The name of the new program is riki: it's part of ikiwiki and it's written in Rust.

Motivation

I've been using ikiwiki for wikis, web sites, and blogs for about two decades. These days I only use it as a static site generator. I like it. I've grown comfortable with it.

I've tried several other static site generators, and I've written one myself, but I've not liked them.

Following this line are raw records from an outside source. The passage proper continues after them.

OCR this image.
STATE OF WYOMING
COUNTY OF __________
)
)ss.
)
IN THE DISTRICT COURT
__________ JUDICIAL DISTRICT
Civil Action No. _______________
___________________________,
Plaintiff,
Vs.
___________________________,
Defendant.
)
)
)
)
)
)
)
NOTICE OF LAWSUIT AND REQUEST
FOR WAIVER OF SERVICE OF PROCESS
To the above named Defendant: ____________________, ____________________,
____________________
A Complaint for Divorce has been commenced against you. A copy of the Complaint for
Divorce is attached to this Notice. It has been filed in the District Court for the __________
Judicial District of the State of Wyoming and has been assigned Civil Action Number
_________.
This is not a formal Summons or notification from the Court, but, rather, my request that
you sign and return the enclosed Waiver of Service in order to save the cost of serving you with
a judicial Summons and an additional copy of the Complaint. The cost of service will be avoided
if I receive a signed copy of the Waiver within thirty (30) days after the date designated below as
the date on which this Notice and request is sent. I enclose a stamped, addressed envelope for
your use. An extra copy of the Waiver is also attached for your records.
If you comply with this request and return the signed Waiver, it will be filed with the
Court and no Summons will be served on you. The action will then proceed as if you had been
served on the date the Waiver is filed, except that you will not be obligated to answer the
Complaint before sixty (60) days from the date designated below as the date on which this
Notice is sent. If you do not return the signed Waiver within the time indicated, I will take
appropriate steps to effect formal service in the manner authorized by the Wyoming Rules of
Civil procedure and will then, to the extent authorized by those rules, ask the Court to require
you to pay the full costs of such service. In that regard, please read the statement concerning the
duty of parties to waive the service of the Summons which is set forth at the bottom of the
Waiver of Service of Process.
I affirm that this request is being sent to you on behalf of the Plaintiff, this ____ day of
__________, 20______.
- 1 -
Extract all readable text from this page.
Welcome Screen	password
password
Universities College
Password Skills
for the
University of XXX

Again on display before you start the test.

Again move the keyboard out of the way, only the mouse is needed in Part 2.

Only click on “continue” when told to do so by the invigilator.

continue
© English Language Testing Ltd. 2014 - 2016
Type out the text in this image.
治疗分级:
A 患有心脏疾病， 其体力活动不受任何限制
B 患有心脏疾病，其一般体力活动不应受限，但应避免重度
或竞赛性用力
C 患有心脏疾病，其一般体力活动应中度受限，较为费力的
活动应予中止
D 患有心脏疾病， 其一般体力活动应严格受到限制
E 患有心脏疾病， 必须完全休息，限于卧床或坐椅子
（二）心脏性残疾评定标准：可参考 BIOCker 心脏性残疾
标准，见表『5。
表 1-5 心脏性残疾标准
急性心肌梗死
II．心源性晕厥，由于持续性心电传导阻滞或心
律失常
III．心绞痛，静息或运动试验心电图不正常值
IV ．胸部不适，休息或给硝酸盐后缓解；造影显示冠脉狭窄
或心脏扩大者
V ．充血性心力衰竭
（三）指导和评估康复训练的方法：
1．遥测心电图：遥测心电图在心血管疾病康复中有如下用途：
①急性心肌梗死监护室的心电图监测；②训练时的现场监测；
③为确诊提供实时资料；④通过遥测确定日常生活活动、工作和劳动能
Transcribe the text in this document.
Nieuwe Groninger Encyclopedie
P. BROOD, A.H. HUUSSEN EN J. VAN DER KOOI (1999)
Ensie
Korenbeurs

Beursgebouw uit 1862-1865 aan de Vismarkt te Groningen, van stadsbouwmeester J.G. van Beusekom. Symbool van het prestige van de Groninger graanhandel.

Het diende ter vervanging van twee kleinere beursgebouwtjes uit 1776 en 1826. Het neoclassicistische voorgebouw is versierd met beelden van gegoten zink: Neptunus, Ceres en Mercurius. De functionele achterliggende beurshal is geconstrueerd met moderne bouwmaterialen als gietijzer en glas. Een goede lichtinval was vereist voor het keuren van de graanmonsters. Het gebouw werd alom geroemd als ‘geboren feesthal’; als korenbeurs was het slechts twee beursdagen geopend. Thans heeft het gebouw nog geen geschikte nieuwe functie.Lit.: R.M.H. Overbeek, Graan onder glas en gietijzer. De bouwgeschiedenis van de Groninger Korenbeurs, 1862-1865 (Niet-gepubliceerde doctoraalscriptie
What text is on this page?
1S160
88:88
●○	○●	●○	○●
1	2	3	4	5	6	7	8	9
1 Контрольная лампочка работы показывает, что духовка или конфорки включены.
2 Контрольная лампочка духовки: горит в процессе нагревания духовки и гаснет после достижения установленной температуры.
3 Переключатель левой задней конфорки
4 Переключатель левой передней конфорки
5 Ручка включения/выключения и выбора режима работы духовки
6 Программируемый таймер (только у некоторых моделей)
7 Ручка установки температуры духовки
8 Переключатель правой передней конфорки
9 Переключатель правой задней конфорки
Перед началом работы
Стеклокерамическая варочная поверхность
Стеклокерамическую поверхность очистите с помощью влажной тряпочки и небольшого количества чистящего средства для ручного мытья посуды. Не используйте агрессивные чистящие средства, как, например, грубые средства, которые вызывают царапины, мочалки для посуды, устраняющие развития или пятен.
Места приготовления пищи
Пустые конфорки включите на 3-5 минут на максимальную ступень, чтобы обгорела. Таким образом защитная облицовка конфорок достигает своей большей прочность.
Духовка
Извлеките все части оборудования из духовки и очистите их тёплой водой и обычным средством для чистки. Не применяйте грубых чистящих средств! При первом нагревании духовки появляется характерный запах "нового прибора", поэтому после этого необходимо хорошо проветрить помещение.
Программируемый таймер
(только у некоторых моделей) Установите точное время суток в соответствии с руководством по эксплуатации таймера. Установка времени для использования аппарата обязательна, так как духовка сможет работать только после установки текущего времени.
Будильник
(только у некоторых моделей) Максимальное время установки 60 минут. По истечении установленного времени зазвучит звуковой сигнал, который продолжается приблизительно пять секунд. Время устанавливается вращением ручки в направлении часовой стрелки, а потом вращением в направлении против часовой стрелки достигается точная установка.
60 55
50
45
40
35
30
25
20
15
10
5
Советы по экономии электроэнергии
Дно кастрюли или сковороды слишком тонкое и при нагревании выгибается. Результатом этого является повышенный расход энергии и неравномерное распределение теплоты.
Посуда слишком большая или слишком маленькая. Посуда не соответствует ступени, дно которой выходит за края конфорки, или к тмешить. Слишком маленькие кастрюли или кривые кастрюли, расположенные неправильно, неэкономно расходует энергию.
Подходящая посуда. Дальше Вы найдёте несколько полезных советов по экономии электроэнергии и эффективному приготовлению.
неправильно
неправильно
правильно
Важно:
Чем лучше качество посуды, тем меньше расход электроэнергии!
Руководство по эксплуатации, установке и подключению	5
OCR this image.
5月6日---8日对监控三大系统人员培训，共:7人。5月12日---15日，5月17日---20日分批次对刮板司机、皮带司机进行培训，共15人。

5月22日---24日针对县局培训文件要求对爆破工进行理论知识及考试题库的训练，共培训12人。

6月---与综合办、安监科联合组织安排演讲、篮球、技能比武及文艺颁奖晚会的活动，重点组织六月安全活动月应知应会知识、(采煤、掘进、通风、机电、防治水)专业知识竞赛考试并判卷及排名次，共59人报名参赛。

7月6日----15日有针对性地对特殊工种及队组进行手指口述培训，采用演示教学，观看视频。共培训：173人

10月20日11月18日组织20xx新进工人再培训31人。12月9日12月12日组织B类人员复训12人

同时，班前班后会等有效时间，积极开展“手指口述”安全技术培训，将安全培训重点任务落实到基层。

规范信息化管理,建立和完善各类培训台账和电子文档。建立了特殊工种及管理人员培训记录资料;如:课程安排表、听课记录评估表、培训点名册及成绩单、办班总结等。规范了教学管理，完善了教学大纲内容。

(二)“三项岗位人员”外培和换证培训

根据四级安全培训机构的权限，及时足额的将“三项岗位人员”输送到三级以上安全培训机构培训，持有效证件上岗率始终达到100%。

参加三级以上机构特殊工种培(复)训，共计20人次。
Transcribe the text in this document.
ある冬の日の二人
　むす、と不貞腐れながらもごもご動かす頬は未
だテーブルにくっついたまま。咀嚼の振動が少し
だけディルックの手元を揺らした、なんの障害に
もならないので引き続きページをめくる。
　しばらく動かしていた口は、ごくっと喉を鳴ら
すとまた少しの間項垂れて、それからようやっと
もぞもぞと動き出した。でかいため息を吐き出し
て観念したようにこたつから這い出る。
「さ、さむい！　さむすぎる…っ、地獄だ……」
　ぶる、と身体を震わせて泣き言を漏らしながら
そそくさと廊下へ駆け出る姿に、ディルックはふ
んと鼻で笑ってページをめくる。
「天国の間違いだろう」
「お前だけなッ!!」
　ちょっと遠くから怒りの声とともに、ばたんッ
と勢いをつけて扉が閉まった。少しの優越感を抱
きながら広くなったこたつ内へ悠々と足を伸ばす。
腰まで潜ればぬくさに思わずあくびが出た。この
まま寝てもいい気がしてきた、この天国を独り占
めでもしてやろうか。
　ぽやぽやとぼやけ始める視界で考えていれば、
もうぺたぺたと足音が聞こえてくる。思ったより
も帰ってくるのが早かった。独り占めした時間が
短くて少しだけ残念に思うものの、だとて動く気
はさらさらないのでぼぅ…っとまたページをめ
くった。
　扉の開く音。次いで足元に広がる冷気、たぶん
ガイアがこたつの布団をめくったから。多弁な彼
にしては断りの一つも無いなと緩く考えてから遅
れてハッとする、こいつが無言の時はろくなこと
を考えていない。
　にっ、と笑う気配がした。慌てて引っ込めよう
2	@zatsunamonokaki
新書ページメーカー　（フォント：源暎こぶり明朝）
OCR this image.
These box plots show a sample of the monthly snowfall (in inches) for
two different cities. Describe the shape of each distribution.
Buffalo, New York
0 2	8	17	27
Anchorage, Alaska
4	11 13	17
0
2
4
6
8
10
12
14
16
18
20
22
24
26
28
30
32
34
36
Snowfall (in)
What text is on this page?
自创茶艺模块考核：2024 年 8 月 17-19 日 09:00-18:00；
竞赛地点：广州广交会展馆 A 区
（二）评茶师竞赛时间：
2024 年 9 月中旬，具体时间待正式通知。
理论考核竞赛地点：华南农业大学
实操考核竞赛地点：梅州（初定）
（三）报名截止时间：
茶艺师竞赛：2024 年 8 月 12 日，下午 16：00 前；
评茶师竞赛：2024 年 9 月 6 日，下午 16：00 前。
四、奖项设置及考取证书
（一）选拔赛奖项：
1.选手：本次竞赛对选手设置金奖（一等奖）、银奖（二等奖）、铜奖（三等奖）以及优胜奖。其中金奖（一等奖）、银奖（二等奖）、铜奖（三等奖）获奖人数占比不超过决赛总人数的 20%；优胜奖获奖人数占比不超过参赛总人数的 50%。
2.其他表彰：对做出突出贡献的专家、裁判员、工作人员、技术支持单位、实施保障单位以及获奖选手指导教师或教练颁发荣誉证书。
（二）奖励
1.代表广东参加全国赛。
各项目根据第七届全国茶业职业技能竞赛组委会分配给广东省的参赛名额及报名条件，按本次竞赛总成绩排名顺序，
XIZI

Some of the reasons I like ikiwiki are:

  • the power of the inline directive is astounding; it's how an ikiwiki site creates a blog, but I use it also to collect pages by tag, or by location on site, or by other criteria; this is very flexible and lets me do some things basically no other site generator has enabled me to do
  • much of the power of inline comes from the PageSpec mini-language for selecting what pages to include
  • in the generated HTML for a site all internal links are relative to the page where the link is; this means the HTML isn't rooted at a specific base URL, and I can easily move it elsewhere
  • in other ways too, ikiwiki gives me as the site author the power and flexibility to do what I want to do, it is not opinionated; an opinionated tool is great if you share its opinions
  • there is a 1:1 mapping of input files to output files in their respective directory trees; I get to organize things in whatever way makes sense to me

However, ikiwiki is of course not perfect:

  • it can be slow; my biggest site is many thousands of pages, and can take up to about twenty minutes to build from scratch; that doesn't happen often, but it happens often enough that it annoys me
  • on a first build, on a fresh Git checkout, ikiwiki gets timestamps of pages wrong, unless you run it with the --gettime option, which makes the build process even slower
  • to enable speedy incremental builds you have to manage the .ikiwiki cache carefully; this complicates things and I keep making mistakes with it
  • page templates are powerful, but also clumsy, and it takes a lot of work to style ikiwiki output more than a little
  • ikiwiki is too forgiving of errors: for example, if an internal link is to a page that doesn't exist, the site build doesn't fail
  • ikiwiki is written in the Perl language, which I don't know much, and that makes it hard for me to make changes

Riki

What I'm aiming for with riki:

  • only a static site generator; I have no interest in riki being a wiki or otherwise support editing via a web browser
  • speed; in my initial prototyping on that largest site of mine, a single-threaded Rust program processed it in less than ten seconds; this is fast enough that I don't care about caching or incremental builds
  • intolerance of errors: if there's any problem in a site (bad link, wrong date format, etc), fail the site build
  • as much of output styling as possible can be done with CSS only and the provided default CSS is acceptable to me
  • hackability by me
  • ikiwiki compatibility for the sites I have; I'll be happy to review patches for additional features, but I'm unlikely to implement directives that I don't use myself, for example

I'm happy to consider requests for ikiwiki supports I don't use myself. I cannot promise to implement any of them, but I can at least promise to discuss them, and to try to structure what I do implement in such a way that it'd not be too invasive for someone else to implement the desired features.

I use Radicle, and the riki repository is already public. Radicle is a bit of a leap for most people, so if there's demand, I can make a mirror on codeberg.org. Until then I'm happy to receive issue reports via email, or patches (something that I can feed to git am) via email. Or any other channel.